Una de las muchas peculiaridades que está dejando este Mundial es la renovada ceremonia de los himnos, convertida en un espectáculo muy propio de los Estados Unidos. Banderas gigantes, jugadores en el círculo central del campo y elementos añadidos que conforman una puesta en escena faraónica.
Detrás de toda esta exhibición, se esconde un detalle que para muchos ha pasado desapercibido. Las banderas de las selecciones que se enfrentan en cada encuentro se extienden sobre el terreno de juego, apoyadas en el césped. Todas menos dos.
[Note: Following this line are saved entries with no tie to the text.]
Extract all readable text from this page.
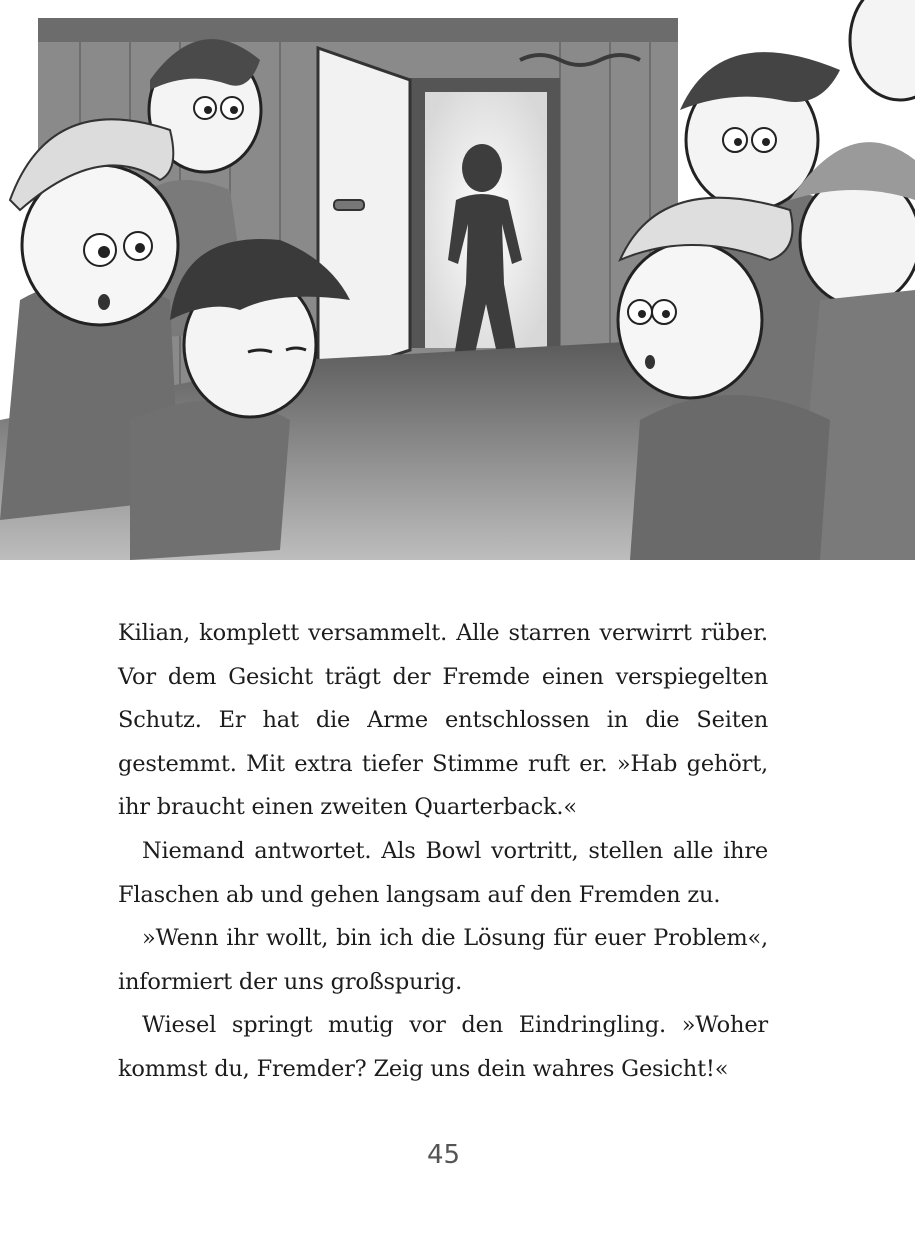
Kilian, komplett versammelt. Alle starren verwirrt rüber. Vor dem Gesicht trägt der Fremde einen verspiegelten Schutz. Er hat die Arme entschlossen in die Seiten gestemmt. Mit extra tiefer Stimme ruft er. »Hab gehört, ihr braucht einen zweiten Quarterback.«

Niemand antwortet. Als Bowl vortritt, stellen alle ihre Flaschen ab und gehen langsam auf den Fremden zu.

»Wenn ihr wollt, bin ich die Lösung für euer Problem«, informiert der uns großspurig.

Wiesel springt mutig vor den Eindringling. »Woher kommst du, Fremder? Zeig uns dein wahres Gesicht!«

45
Ha sucedido en dos partidos: Arabia Saudí contra Uruguay y Noruega frente a Irak. En ambos encuentros, la ceremonia de los himnos se desarrolló con las banderas de las selecciones enfrentadas sin tocar el terreno de juego; es decir, sostenidas por los voluntarios que las portaban. No es casualidad que esto ocurra cuando juegan selecciones de países árabes. Este gesto tiene un trasfondo religioso y cultural con origen en el Corán, que recoge las normas civiles de ambos países.
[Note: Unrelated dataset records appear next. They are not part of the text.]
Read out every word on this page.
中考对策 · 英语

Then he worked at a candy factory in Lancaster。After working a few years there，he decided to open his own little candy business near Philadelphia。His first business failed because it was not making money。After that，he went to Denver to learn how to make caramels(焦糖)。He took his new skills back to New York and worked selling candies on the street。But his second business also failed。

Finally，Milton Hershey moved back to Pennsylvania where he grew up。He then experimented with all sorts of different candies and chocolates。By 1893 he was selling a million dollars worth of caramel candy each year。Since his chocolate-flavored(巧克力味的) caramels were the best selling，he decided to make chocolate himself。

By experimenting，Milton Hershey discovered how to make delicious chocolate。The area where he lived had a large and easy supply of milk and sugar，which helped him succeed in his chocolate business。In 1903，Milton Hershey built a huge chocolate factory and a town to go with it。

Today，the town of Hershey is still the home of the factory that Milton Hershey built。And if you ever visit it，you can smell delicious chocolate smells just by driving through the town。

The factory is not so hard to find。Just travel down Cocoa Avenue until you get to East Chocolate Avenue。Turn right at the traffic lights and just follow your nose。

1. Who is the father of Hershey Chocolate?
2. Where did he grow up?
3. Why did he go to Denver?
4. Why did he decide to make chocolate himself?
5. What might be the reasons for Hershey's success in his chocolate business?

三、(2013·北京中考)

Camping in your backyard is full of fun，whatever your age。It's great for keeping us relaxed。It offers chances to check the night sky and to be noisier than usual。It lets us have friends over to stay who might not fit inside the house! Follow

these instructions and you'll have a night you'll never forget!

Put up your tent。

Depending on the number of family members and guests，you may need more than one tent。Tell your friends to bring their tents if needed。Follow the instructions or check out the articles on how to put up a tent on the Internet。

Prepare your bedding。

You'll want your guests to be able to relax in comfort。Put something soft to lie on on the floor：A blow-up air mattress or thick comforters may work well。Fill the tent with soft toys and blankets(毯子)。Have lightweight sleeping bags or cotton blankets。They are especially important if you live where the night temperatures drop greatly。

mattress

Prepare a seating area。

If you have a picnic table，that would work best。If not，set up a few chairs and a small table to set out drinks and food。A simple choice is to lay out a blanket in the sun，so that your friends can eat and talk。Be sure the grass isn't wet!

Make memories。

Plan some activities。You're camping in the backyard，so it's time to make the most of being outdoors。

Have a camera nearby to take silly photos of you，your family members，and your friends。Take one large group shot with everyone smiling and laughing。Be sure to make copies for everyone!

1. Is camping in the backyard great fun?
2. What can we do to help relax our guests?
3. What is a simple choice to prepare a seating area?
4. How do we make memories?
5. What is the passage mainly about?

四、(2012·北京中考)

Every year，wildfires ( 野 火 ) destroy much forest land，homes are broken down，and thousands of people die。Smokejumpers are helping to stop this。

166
La bandera saudí incluye la palabra Shahada, el primer pilar del islam y la declaración fundamental de fe. Debido a que contiene este texto, considerado sagrado por los musulmanes, debe seguir unas normas estrictas sobre cómo debe exhibirse. Por ello recibe este trato especial y no se coloca sobre el suelo.
Lo mismo ocurre con la bandera de Irak. En este caso, la franja blanca central incorpora el Takbir, nombre que recibe la expresión Allahu Akbar, cuya traducción al español es “Alá es grande”. Por la misma razón que en el caso saudí, tampoco puede tocar el césped.
Para mantener la igualdad protocolaria entre las selecciones que se enfrentan a estos países, la FIFA ha decidido que también se sostendrán en alto las banderas de sus rivales. Ahora le toca a España. La selección se enfrentará a Arabia Saudí el domingo 21, cuando podrán verse las banderas de ambos países sostenidas por los voluntarios, sin tocar el terreno de juego.